Mistrzostwa świata zaplanowano na styczeń 2021 i zdaniem bałkańskich mediów IHF jest spokojna o ten termin, pomimo szalejącej pandemii koronawirusa. Jedynym ewentualnym powodem przełożenia zmagań mogą być opóźnienia w budowie turniejowych obiektów.
Większym problemem wydaje się nagromadzenie spotkań w sezonie 2020/21. Francuzi już zwrócili uwagę, że planowane na przełom czerwca i lipca eliminacje MŚ 2021 stanowią zagrożenie dla zdrowia zawodników.
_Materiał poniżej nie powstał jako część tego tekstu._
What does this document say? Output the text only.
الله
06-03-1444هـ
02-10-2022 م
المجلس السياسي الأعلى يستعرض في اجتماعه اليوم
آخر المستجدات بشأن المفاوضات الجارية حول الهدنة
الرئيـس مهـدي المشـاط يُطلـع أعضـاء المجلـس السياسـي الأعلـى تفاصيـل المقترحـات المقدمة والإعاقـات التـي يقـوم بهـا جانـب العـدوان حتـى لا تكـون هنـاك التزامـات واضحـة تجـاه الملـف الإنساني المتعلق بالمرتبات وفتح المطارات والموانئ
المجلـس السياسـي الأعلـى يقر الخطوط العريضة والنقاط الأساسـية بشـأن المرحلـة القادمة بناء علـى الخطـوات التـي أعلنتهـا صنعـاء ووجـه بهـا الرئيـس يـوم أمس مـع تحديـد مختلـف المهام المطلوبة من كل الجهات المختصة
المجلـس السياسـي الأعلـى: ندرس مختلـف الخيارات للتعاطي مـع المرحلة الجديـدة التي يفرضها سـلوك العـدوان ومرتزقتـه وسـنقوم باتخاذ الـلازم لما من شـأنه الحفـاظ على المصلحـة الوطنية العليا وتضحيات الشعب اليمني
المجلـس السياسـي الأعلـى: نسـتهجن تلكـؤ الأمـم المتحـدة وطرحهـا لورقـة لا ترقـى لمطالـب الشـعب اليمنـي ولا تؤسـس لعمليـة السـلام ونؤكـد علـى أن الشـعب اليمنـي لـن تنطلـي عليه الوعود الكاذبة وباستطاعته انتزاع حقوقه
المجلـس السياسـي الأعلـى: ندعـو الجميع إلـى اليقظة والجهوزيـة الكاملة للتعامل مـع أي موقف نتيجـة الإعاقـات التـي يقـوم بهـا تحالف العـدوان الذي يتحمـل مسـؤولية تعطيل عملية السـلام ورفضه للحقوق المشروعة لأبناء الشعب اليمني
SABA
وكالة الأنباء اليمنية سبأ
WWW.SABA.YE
Pojawiły się nawet konkretne propozycje alternatywnych sposobów kwalifikacji (CZYTAJ).
IHF nie odniosła się na razie do sprawy eliminacji, ale władze piłki ręcznej zdają sobie sprawę z szykującego się przepełnionego kalendarza. Stąd proponowany nowy termin kwalifikacji olimpijskich - zaledwie miesiąc przed przełożonymi na lipiec i sierpień 2021 r. igrzyskami w Tokio.
Pomysł nie spotkał się z aprobatą, chociażby dlatego, że eliminacje odbywałyby się zaledwie tydzień po Final4 Ligi Mistrzów 2020/21, więc zgrupowania odbyłyby się właściwie z marszu. Zdaniem "L'Equipe", kilka federacji, w tym francuska, widzą inne wyjście z sytuacji - rozdanie olimpijskich biletów na podstawie MŚ 2019 bądź rozegranie kwalifikacji w maju 2021 roku. Ten drugi pomysł ma mniej zwolenników z racji monstrualnie rozbudowanego terminarza.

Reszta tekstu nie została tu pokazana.